DENVER, Colo. -- There is exactly one week left until the project Six Months A Saint officially begins and we jet off towards Cape Town. From there, it’s only a five day ship to our destination: Saint Helena.
Emma Weaver and I are two recent journalism graduates from the University of Oklahoma and we are going to live on St. Helena Island in the South Atlantic Ocean for six months to report on the increasing globalization of a remote, British overseas territory.
For someone with some minor travel writing experience, I had a hard time resisting an offer to work on a project focused around such a unique place.

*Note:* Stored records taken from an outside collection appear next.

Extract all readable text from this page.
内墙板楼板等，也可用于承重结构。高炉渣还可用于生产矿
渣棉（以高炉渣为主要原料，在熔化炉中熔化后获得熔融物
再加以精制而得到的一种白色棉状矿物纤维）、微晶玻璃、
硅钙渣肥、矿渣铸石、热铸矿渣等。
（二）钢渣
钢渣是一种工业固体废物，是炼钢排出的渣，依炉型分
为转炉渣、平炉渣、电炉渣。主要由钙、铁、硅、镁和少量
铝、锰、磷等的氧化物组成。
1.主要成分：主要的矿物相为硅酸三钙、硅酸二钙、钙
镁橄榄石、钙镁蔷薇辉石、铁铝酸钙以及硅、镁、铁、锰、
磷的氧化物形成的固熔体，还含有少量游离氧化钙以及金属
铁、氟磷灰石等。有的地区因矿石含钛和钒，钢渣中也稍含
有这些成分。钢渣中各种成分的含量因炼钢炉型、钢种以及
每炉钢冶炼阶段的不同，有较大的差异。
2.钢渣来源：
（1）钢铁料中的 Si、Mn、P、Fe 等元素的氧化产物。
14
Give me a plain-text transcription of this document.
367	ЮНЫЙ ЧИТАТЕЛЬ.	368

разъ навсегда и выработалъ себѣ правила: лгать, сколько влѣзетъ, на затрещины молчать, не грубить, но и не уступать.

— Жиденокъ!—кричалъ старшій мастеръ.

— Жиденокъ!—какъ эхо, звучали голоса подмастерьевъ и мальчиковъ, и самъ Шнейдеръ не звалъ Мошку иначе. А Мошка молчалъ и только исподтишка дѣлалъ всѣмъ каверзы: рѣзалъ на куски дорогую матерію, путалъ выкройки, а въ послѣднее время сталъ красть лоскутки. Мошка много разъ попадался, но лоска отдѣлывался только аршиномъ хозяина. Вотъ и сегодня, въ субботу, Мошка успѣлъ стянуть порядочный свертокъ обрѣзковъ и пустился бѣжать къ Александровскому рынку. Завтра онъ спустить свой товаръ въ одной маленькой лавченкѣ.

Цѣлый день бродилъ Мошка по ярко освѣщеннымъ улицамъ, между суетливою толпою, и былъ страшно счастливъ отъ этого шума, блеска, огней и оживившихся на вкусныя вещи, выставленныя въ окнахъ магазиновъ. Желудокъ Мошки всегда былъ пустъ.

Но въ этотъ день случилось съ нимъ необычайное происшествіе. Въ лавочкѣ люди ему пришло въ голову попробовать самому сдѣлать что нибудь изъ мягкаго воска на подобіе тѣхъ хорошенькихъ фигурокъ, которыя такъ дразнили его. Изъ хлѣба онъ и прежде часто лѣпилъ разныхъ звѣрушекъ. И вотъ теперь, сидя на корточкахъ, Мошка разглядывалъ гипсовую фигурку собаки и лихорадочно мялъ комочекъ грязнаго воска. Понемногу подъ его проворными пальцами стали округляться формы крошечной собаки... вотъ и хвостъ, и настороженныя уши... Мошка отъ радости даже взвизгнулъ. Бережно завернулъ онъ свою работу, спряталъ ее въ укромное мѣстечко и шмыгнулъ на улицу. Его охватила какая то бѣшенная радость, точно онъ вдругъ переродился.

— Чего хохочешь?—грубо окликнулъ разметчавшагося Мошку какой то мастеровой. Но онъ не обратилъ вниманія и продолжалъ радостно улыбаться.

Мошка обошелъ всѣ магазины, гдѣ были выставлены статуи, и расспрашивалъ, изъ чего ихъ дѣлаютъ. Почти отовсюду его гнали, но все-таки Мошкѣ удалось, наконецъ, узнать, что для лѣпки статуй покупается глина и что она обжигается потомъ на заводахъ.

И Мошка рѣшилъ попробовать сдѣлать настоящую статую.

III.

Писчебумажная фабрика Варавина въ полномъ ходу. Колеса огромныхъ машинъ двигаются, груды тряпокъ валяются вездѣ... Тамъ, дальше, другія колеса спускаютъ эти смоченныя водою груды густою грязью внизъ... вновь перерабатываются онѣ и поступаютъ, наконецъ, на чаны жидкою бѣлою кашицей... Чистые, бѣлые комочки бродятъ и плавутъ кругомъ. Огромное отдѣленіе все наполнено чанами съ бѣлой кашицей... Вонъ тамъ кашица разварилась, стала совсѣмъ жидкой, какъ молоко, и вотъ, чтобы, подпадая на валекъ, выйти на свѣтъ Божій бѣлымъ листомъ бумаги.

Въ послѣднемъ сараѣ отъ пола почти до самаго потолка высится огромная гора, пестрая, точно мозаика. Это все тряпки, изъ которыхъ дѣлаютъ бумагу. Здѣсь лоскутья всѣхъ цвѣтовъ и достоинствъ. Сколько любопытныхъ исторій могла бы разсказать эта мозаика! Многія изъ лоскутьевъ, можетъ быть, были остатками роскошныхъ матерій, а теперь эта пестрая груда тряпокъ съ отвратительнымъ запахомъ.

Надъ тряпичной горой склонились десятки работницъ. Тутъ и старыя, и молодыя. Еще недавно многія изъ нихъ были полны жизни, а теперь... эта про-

The first appeal was that the nearest landmass is only another small island and it is still a three day ship away. The island is about 2,000 miles east of Brazil, South America and 1,100 miles west of Angola, Africa.
Obviously, I won’t be able to order anything from Amazon while we are there. Snail mail in general is hardly worth the ordeal. If I sent myself a package today to St. Helena, it probably wouldn’t get there until months after we have left the island, not to mention the cost.
I’m cancelling my cell phone service, swapping credit cards for traveler’s checks, and mentally preparing to miss the next season of Game of Thrones. Internet is charged by the megabyte, but it’s free for a few hours in the first hours of the morning, so that is when we will do most of our work.
But luckily this isn’t a totally foreign experience of isolation. My fall semester of the 2014 academic year I attended Semester At Sea where living on the ship, my only mode of communication was email. I’ll most likely be doing the same on the island, saving all of my social media time for our project accounts.
The stories we will be able to tell are so exciting to us. My top five stories I’m looking forward to working on are:
1. Tensions between the UK residents and St. Helenians (Saints) due to tax spending.
2. The rare whale shark habitat and the research being done on it.
3. The history of slavery and the Middle Passage.
4. The first female governor, Lisa Phillips, and how she will lead the island.
5. How global pollution, warming will affect the island.